In 2021, Victoria Monét had a test of strength so intense, she tells SELF, that “I felt like Rocky.” The 30-year-old dancer-turned-singer isn’t talking about logging intense hours in the studio, though she’s very familiar with that: She’s co-written hits for Chloe x Halle and a little song called “thank u, next” by Ariana Grande, and on August 25, Monét released her second album, Jaguar II.
Sitting down with her over Zoom, I’m excited to discuss the album, but in this moment, we’re talking about how she became a mom—when a short walk to see her baby was one of the most taxing physical feats of her life. It was February 2021, and Monét and her partner, John Gaines, had just welcomed their daughter, Hazel. After an unexpected C-section, Hazel emerged, but had breathing complications. “They took her to the NICU after I breastfed her for a little bit,” Monét recalls.
The medical staff told her that she would have to be physically able to get out of bed and walk in order to see her newborn again—a common precautionary measure after a C-section. “Literally, I was screaming to turn sideways in the bed and getting up and down, and they were like, ‘You know, you can’t be in the NICU and fall,’” Monét says. The moment her strength came back to her, she made her way right to Hazel.
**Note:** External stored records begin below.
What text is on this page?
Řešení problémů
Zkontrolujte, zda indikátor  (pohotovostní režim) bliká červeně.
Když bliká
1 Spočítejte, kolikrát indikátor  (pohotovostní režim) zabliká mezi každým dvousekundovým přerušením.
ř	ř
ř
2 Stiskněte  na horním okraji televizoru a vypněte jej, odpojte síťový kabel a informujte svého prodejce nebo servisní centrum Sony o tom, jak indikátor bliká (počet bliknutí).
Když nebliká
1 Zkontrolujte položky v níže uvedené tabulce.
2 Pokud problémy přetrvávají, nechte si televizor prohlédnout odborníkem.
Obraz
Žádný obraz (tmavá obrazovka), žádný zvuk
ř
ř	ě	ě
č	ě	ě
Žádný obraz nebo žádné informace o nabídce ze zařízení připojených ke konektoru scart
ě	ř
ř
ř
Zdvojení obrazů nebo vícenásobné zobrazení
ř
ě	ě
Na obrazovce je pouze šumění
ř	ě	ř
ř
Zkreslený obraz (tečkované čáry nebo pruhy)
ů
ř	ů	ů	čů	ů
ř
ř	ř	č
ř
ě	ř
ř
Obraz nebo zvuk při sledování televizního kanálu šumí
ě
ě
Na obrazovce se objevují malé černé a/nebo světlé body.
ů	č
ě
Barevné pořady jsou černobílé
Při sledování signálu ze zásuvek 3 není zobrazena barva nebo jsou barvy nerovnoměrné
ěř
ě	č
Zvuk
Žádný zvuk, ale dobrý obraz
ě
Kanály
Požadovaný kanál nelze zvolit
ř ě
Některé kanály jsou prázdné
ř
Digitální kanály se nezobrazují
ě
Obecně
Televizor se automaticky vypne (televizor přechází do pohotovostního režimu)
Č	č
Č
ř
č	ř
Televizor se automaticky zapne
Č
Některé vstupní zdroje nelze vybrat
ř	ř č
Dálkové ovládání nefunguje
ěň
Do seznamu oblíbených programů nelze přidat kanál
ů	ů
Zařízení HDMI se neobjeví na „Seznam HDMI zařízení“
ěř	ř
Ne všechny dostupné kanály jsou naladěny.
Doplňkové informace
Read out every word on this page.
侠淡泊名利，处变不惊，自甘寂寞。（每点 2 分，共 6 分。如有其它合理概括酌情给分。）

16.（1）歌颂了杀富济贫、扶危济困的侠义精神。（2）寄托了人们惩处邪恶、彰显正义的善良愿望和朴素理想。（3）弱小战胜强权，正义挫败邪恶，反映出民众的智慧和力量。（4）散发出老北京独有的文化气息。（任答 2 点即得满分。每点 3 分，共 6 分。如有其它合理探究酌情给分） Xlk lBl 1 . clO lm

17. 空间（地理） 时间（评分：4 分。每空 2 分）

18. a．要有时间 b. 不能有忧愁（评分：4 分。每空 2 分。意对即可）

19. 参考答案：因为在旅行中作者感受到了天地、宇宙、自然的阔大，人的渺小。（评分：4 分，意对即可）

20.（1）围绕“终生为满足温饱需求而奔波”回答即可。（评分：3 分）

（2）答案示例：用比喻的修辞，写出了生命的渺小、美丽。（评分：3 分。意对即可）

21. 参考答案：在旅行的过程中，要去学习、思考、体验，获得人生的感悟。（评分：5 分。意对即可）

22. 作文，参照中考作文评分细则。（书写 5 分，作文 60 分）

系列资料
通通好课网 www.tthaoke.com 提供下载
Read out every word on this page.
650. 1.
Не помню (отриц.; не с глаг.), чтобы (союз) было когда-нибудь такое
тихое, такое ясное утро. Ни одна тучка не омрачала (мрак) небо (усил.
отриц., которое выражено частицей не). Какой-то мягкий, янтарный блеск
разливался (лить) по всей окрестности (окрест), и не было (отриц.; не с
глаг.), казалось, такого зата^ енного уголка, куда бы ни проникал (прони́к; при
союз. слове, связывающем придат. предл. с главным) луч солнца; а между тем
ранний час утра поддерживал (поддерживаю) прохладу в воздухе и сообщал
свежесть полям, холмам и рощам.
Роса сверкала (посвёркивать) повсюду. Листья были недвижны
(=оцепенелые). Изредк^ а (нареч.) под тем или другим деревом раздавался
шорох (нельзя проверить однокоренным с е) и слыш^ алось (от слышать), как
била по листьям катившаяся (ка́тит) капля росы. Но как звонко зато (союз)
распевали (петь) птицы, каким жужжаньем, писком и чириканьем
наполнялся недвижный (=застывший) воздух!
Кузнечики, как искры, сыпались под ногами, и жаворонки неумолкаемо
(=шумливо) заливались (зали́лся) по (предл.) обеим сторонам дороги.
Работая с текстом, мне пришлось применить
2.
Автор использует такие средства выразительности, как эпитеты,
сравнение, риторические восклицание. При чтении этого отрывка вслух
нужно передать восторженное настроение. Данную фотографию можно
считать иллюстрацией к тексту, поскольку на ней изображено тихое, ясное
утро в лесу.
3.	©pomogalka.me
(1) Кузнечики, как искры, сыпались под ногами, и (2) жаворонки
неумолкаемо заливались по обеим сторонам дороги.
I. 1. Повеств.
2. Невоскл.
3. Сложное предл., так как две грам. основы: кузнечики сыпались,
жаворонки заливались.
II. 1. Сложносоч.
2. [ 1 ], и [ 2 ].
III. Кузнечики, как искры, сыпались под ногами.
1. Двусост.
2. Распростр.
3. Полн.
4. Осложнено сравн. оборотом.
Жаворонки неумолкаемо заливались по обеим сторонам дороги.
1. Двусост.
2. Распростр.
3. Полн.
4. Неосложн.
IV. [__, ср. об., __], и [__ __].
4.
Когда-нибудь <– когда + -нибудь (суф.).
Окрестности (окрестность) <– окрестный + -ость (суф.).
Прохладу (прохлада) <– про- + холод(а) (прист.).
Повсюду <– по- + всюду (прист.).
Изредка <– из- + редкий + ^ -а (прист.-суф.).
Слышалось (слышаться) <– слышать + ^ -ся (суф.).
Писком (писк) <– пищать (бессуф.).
Monét’s birthing experience paralleled my own. I also had an unexpected C-section. Mine was seven months before she and I spoke in April, so I understand the mix of emotions that rush through your body when you’ve just given birth to a child who needs comfort—and you need comfort, too. Research indicates that unscheduled cesarean deliveries are far higher for Black women than for white women. My delivery was terrifying, and all the more so because Black women have the highest rate of maternal deaths in the US—nearly three times as many as white women.
Monét remembers how extreme her experience was, too. After leaving the NICU and heading back to her own hospital room, she had to face the intensity of everything that had just happened. “I had episodes of screaming, crying,” she explains. “[My] hormones were out of control. I just didn’t understand why I was feeling this way,” she says. Thankfully, Hazel’s breathing steadied, and Monét recovered, too. Once she was feeling up to it, she went back to work. “I went home with her after four or five days in the NICU. Six weeks later, I was taking her into the studio,” Monét says.
In this way, Jaguar II is quite literally a labor of love. The project captures Monét’s cross-genre singing abilities and the writing skills she’s fine-tuned over her decade-long career. In its songs, Monét delves into the thoughts whirring through her mind about self-image and parenthood in the direct aftermath of giving birth. “After I had Hazel, I went into a full depression. I was very hard on myself, and just judging so much and worrying about what I used to look like and what I used to have. It’s just all living in the past, which is the setup [for feeling like a failure],” she says. “[But] you have to think forward. It’s been a battle to be okay with whatever size I am at the time. So if I go to Disneyland with Hazel, I’m not going to be worrying about the churro, because we’re only at Disney one day.”